COLUMBUS, Ohio – Planting intentions by U.S. farmers continue to be a guessing game, but indications are showing a shift more heavily to soybeans, according to a recent report.

The annual Planting Intentions report released by the U.S. Department of Agriculture on Friday (3/30) indicates that soybean and corn acreage will be equal -- 76.7 million acres -- for the first time since

1983. Continued low corn prices, high costs of fertilizer and fuel, and a generous government support program are influencing farmers to shift corn acres to soybeans.

Allan Lines, Ohio State University agricultural economist, said the report does present some uncertainty, as farmers might not have finalized their plans when the USDA survey was taken on March 1. Friday's report projected acreage shifts almost twice as large as reported at USDA's outlook conference in February, indicating farmers are still thinking about it.

In February, USDA projected 1.5 million fewer corn acres, compared to 2.8 million fewer acres indicated in Friday's report. USDA's best guess for soybeans in February was 1 million more acres, while Friday's report indicates 2.2 million more acres.

In the meantime, a survey taken March 27 and 28 by Data Transmission Network (DTN) showed farmers intended to plant slightly more soybean acres and slightly fewer corn acres than indicated by USDA. "This possibly means an additional shift away from corn that USDA didn't capture

in the March 1 estimate," Lines said.

Market reaction to Friday's report was a 5 cents per bushel increase in corn prices, and only a 1-2 cent drift in soybean prices, a surprise that Lines could not explain given the large intended acreage shift since last year. As for the longer-term price outlook, Lines said the report "compounds the potential for higher corn prices and provides more evidence to support lower bean prices."

Things could change rapidly next month as weather conditions throughout the Corn Belt have a more immediate impact on farmer's planting intentions, Lines said. Good weather in late April and early May would favor corn, which requires a longer growing season for optimal yields. Nasty early conditions could prompt farmers to favor even more soybeans by mid- to late-May.

Lines said last season showed that farmers' actions can defy the planting intentions report. Favorable early weather prompted them to plant 1.6 million more corn acres than intended on March 1, 2000. Farmers' actual plantings sent markets into a frenzy. "In any given year, USDA could be off sharply, and last year they were off sharply," he said. "The good weather across the Midwest encouraged more corn planting than what USDA reported."

Friday's report could also influence farmers' planting intentions, as a more favorable corn price outlook would shift acreage in that direction. "The report itself could change things, given the downward tilt in corn acres by 2.8 million acres," Lines said. "That has the potential to strengthen corn price, especially if we get an exceptional positive response for corn."

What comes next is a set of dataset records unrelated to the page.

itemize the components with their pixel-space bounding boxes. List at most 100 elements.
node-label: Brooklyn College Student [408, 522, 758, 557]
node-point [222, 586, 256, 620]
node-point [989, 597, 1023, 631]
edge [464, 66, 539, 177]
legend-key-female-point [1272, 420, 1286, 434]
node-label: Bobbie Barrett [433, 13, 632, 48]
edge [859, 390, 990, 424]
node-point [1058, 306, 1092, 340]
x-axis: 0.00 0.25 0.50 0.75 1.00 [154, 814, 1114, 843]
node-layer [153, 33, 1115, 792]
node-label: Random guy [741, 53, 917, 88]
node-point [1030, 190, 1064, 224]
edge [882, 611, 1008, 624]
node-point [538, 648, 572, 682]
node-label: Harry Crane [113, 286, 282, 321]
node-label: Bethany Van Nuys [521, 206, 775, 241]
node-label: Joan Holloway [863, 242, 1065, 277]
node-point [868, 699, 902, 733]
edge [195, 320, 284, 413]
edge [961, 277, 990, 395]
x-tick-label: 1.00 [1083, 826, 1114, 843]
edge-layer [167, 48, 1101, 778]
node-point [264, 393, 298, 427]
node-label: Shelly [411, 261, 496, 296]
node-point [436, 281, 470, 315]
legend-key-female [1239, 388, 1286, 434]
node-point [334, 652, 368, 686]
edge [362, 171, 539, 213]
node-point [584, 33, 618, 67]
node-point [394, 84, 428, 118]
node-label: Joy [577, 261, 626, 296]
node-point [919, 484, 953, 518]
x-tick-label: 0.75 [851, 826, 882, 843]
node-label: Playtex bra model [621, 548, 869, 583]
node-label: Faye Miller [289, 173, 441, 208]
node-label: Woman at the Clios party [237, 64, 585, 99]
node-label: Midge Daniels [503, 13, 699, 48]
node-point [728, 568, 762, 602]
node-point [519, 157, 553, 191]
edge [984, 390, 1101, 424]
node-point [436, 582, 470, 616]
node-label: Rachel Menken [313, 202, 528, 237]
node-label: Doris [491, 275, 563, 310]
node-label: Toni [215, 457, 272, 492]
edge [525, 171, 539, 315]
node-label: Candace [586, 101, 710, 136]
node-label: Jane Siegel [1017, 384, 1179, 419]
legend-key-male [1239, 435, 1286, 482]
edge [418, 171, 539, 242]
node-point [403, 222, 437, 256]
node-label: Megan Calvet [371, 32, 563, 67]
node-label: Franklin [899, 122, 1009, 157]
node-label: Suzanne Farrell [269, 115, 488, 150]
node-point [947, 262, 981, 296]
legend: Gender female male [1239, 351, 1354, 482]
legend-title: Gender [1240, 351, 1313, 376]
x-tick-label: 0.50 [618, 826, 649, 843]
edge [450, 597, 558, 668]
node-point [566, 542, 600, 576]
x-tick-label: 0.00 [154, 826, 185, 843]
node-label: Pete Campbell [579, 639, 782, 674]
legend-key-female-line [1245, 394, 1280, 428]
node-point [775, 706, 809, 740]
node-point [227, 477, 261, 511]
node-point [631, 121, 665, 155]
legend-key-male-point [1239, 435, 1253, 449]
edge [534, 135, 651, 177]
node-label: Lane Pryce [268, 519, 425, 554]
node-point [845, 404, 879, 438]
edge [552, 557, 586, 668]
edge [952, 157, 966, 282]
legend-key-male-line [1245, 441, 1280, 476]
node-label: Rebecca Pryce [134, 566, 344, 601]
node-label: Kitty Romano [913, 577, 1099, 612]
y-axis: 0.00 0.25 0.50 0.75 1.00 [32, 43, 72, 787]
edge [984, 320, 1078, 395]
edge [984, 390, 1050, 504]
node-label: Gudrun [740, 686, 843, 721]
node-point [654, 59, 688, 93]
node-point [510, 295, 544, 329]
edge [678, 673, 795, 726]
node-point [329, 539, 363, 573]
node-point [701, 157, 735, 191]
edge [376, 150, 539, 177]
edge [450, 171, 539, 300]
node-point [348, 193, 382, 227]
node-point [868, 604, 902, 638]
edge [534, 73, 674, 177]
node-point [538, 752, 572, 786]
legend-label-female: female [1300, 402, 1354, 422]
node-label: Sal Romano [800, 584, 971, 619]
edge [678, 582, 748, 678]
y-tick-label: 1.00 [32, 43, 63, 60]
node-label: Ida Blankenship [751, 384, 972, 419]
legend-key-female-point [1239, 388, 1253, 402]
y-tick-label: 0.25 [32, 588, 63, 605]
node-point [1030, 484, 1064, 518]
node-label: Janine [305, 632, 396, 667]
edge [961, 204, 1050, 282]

Lines recommends that farmers position themselves to take advantage of higher corn prices, if they materialize, and to protect themselves from potentially lower bean prices. Growing season weather could be a big factor in directing the market. "If this intended corn acreage gets planted and we encounter drought problems, then corn markets are going to be put in a position where they won't know where the top is."

A drought could also push up bean prices to the $6 per bushel range. Excellent growing conditions, on the other hand, could cause bean prices to drift into the $3 per bushel range.